I see - I was not aware you could have associations without foreign key constraints but makes sense from the abstraction layer. This should definitely should be opt-in then.
I like José's first suggestion of having a flag in the association. It seems this is desirable for an association (ex you've set a foreign key constraint on it), it always would be desirable for that association. The second idea of `Ecto.empty_assocs(struct)` would be repetitive in those cases. Also if you wanted it on some associations and not others for that struct, there would have to be some way to specify that ex a second parameter and it might be open to errors if that parameter is not used consistently for the same struct.
A few naming ideas:
1. `has_many(:comments, Comment, empty_on_insert: true)` - would also be allowed on has_one and many_to_many. has_one's "empty" would be nil whereas the others would be Ecto.Association.NotLoaded. It could be possible to allow on belongs_to as well but it could do better in that it could check the corresponding id column to see if it's nil or not.
2. `has_many(:comments, Comment, default_on_insert: [])` - the nice thing about this is if the user does not provide it we could say it defaults to Ecto.Association.NotLoaded. I don't think this is better than 1) personally.

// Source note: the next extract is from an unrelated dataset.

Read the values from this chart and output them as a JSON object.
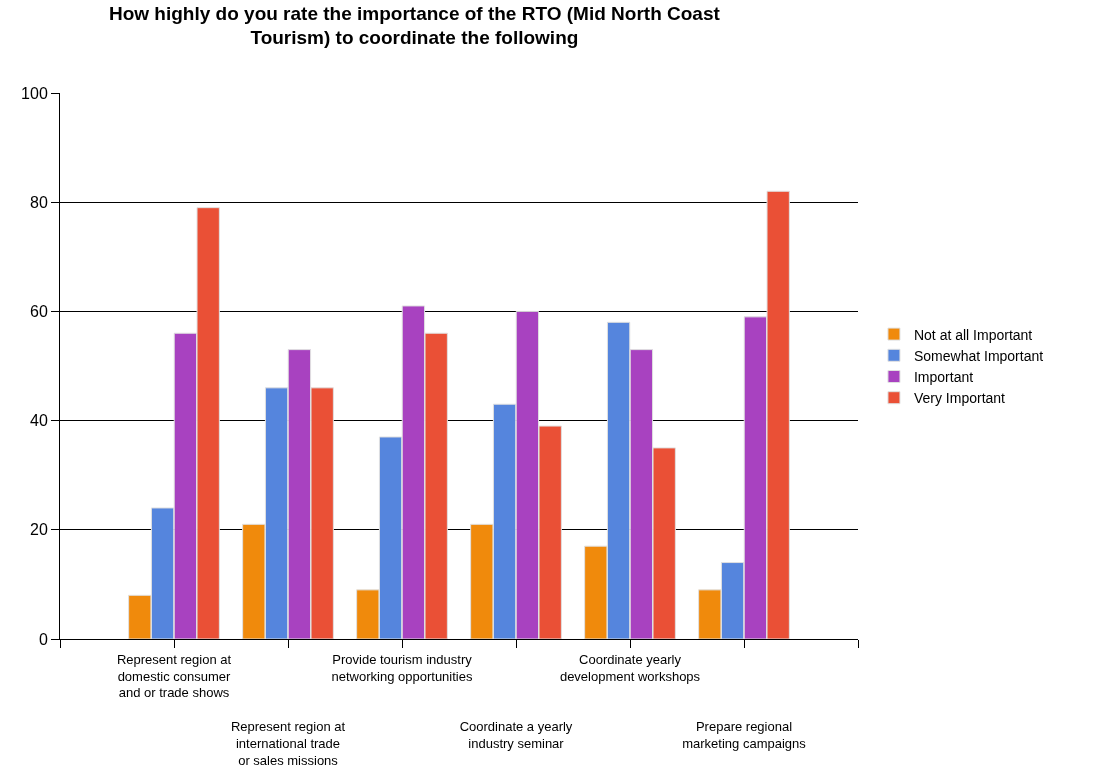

3. `has_many(:comments, Comment, default: [])` - this would shares a option with `field` but this could arguably be either a downside or an upside. has_many also already has a `defaults` option so might be best to not have another so close.
4. `has_many(:comments, Comment, defaults_to_empty: true)` - similar to 1) but closer naming to embed's defaults_to_struct. It may be ambiguous/confusing what happens in select/update cases though
This might be moot but I still don't understand the point with transactions. Here's what should happen today:
```
{post1, post2} = Repo.transaction!(fn ->
post1 = Repo.insert!(%Post{})
_comment1 = Repo.insert!(%Comment{post_id:
post1.id, text: "post1 comment"})
post2 =
%Post{}
|> Ecto.Changeset.change()
|> Ecto.Changeset.put_assoc(:comments, [%Comment{text: "post2 comment"}])
|> Repo.insert!()
_comment2 = Repo.insert!(%Comment{post_id:
post2.id, text: "post2 another comment"})
{post1, post2}
end)
# Current behavior passes
assert %{} = post1.comments
assert [_] = post2.comments
```
Why is post2.comments allowed to be unaware of the second comment but post1.comments is not allowed to be unaware of its comment?